Les vues de Fuller sur la guerre étaient de nature ésotérique et philosophique. «Sans guerre il n'y aurait rien pour faire faire sortir les prêteurs d'argent du temple de l'existence humaine. Le vrai but de la guerre est de créer et non de détruire» écrivit-il dans Reformation of War en 1923. Dans ce livre, il introduisit plus de termes politiques et philosophiques que jusqu'alors. La guerre y était caractérisée comme « le dieu de la destruction créatrice, ce sinistre iconoclaste synthétique » et il insistait sur le fait que «les grandes nations sont nées dans la guerre parce que la guerre est le point focal de la concentration nationale. Les grandes nations se délabrent dans la paix.» Il se déclarait aussi en faveur d’un développement darwinien par l'Etat de ses citoyens favorisant les plus forts plutôt que les plus faibles. Un thème qui est aussi thélémique que son éthos martial, souvenons-nous du Liber legis (II, 17-21) : «Nous ne sommes pas pour les pauvres et tristes. La compassion est le vice des rois : écrasons les malheureux et les faibles. C’est la loi des forts, c'est notre loi et la joie du monde.»

Reformation of War introduit dans l’œuvre de Fuller des thèmes qui seront dorénavant récurrents dans la plupart de ses écrits : l’opposition à la démocratie parlementaire, au socialisme et à la Société des nations. Le livre sera rapidement un bestseller.

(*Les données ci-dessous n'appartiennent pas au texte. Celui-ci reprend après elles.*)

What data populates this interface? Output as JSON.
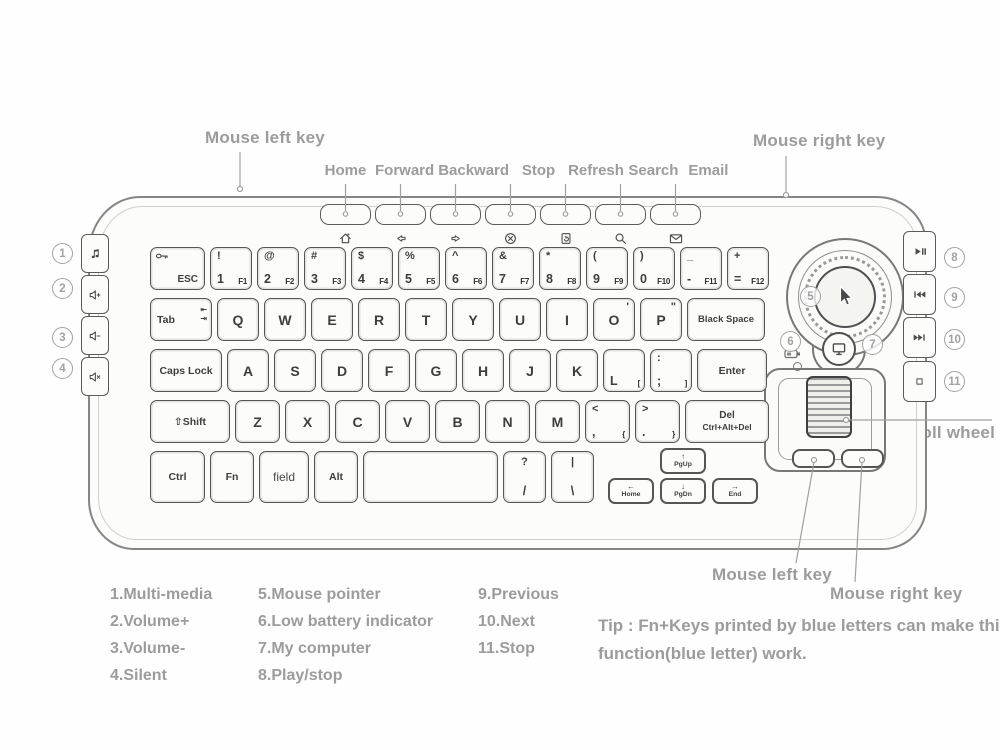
{
  "callouts": {
    "mouse_left_top": "Mouse left key",
    "mouse_right_top": "Mouse right key",
    "scroll_wheel": "Scroll wheel",
    "mouse_left_bottom": "Mouse left key",
    "mouse_right_bottom": "Mouse right key"
  },
  "media_keys": [
    {
      "label": "Home",
      "icon": "home-icon"
    },
    {
      "label": "Forward",
      "icon": "arrow-left-icon"
    },
    {
      "label": "Backward",
      "icon": "arrow-right-icon"
    },
    {
      "label": "Stop",
      "icon": "stop-circle-icon"
    },
    {
      "label": "Refresh",
      "icon": "refresh-page-icon"
    },
    {
      "label": "Search",
      "icon": "search-icon"
    },
    {
      "label": "Email",
      "icon": "email-icon"
    }
  ],
  "side_left_buttons": [
    {
      "num": "1",
      "icon": "music-note-icon"
    },
    {
      "num": "2",
      "icon": "volume-up-icon"
    },
    {
      "num": "3",
      "icon": "volume-down-icon"
    },
    {
      "num": "4",
      "icon": "mute-icon"
    }
  ],
  "side_right_buttons": [
    {
      "num": "8",
      "icon": "play-pause-icon"
    },
    {
      "num": "9",
      "icon": "previous-track-icon"
    },
    {
      "num": "10",
      "icon": "next-track-icon"
    },
    {
      "num": "11",
      "icon": "stop-square-icon"
    }
  ],
  "trackball": {
    "pointer_num": "5",
    "battery_num": "6",
    "computer_num": "7"
  },
  "nav": {
    "home": "Home",
    "pgup": "PgUp",
    "pgdn": "PgDn",
    "end": "End"
  },
  "keyboard": {
    "rows": [
      [
        {
          "main": "ESC",
          "cls": "esc",
          "icon": "key-icon"
        },
        {
          "shift": "!",
          "main": "1",
          "fn": "F1"
        },
        {
          "shift": "@",
          "main": "2",
          "fn": "F2"
        },
        {
          "shift": "#",
          "main": "3",
          "fn": "F3"
        },
        {
          "shift": "$",
          "main": "4",
          "fn": "F4"
        },
        {
          "shift": "%",
          "main": "5",
          "fn": "F5"
        },
        {
          "shift": "^",
          "main": "6",
          "fn": "F6"
        },
        {
          "shift": "&",
          "main": "7",
          "fn": "F7"
        },
        {
          "shift": "*",
          "main": "8",
          "fn": "F8"
        },
        {
          "shift": "(",
          "main": "9",
          "fn": "F9"
        },
        {
          "shift": ")",
          "main": "0",
          "fn": "F10"
        },
        {
          "shift": "_",
          "main": "-",
          "fn": "F11",
          "name": "minus"
        },
        {
          "shift": "+",
          "main": "=",
          "fn": "F12",
          "name": "equals"
        }
      ],
      [
        {
          "main": "Tab",
          "cls": "tab",
          "icon": "tab-arrows-icon"
        },
        {
          "main": "Q"
        },
        {
          "main": "W"
        },
        {
          "main": "E"
        },
        {
          "main": "R"
        },
        {
          "main": "T"
        },
        {
          "main": "Y"
        },
        {
          "main": "U"
        },
        {
          "main": "I"
        },
        {
          "main": "O",
          "tr": "'"
        },
        {
          "main": "P",
          "tr": "\""
        },
        {
          "main": "Black Space",
          "cls": "bspace"
        }
      ],
      [
        {
          "main": "Caps Lock",
          "cls": "caps"
        },
        {
          "main": "A"
        },
        {
          "main": "S"
        },
        {
          "main": "D"
        },
        {
          "main": "F"
        },
        {
          "main": "G"
        },
        {
          "main": "H"
        },
        {
          "main": "J"
        },
        {
          "main": "K"
        },
        {
          "main": "L",
          "fn": "["
        },
        {
          "shift": ":",
          "main": ";",
          "fn": "]",
          "name": "semicolon"
        },
        {
          "main": "Enter",
          "cls": "enter"
        }
      ],
      [
        {
          "main": "⇧Shift",
          "cls": "shiftk",
          "name": "shift"
        },
        {
          "main": "Z"
        },
        {
          "main": "X"
        },
        {
          "main": "C"
        },
        {
          "main": "V"
        },
        {
          "main": "B"
        },
        {
          "main": "N"
        },
        {
          "main": "M"
        },
        {
          "shift": "<",
          "main": ",",
          "fn": "{",
          "name": "comma"
        },
        {
          "shift": ">",
          "main": ".",
          "fn": "}",
          "name": "period"
        },
        {
          "main": "Del",
          "sub": "Ctrl+Alt+Del",
          "cls": "del"
        }
      ],
      [
        {
          "main": "Ctrl",
          "cls": "ctrl"
        },
        {
          "main": "Fn",
          "cls": "fnk",
          "name": "fn"
        },
        {
          "main": "field",
          "cls": "field"
        },
        {
          "main": "Alt",
          "cls": "alt"
        },
        {
          "main": "",
          "cls": "space",
          "name": "space"
        },
        {
          "shift": "?",
          "main": "/",
          "cls": "slash",
          "name": "slash"
        },
        {
          "shift": "|",
          "main": "\\",
          "cls": "bslash",
          "name": "backslash"
        }
      ]
    ]
  },
  "legend": {
    "columns": [
      [
        "1.Multi-media",
        "2.Volume+",
        "3.Volume-",
        "4.Silent"
      ],
      [
        "5.Mouse pointer",
        "6.Low battery indicator",
        "7.My computer",
        "8.Play/stop"
      ],
      [
        "9.Previous",
        "10.Next",
        "11.Stop"
      ]
    ]
  },
  "tip": "Tip : Fn+Keys printed by blue letters can make this function(blue letter) work."
}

Comme instructeur d'état-major à l’Ecole de guerre, Fuller abandonna le curriculum habituel de ses prédécesseurs, demandant à ses étudiants d'étudier la philosophie grecque, l'histoire militaire napoléonienne et l’œuvre de Gustave Le Bon

La guerre comme magie

L'occultisme continua à être une partie intégrale de la pensée de Fuller. Il écrivit un article sur les « Black Arts » dans le numéro d'avril 1923 de The Occult Review. En 1926, il publia Yoga : a Study of the Mystical Philosophy of the Braminhs and Buddhists définissant sa pratique comme menant à la maitrîse sur l'inconnaissable et se décrivantt lui-même comme «un chercheur de Vérité ». En tant que soldat, la guerre était pour lui la façon de trouver cette dernière.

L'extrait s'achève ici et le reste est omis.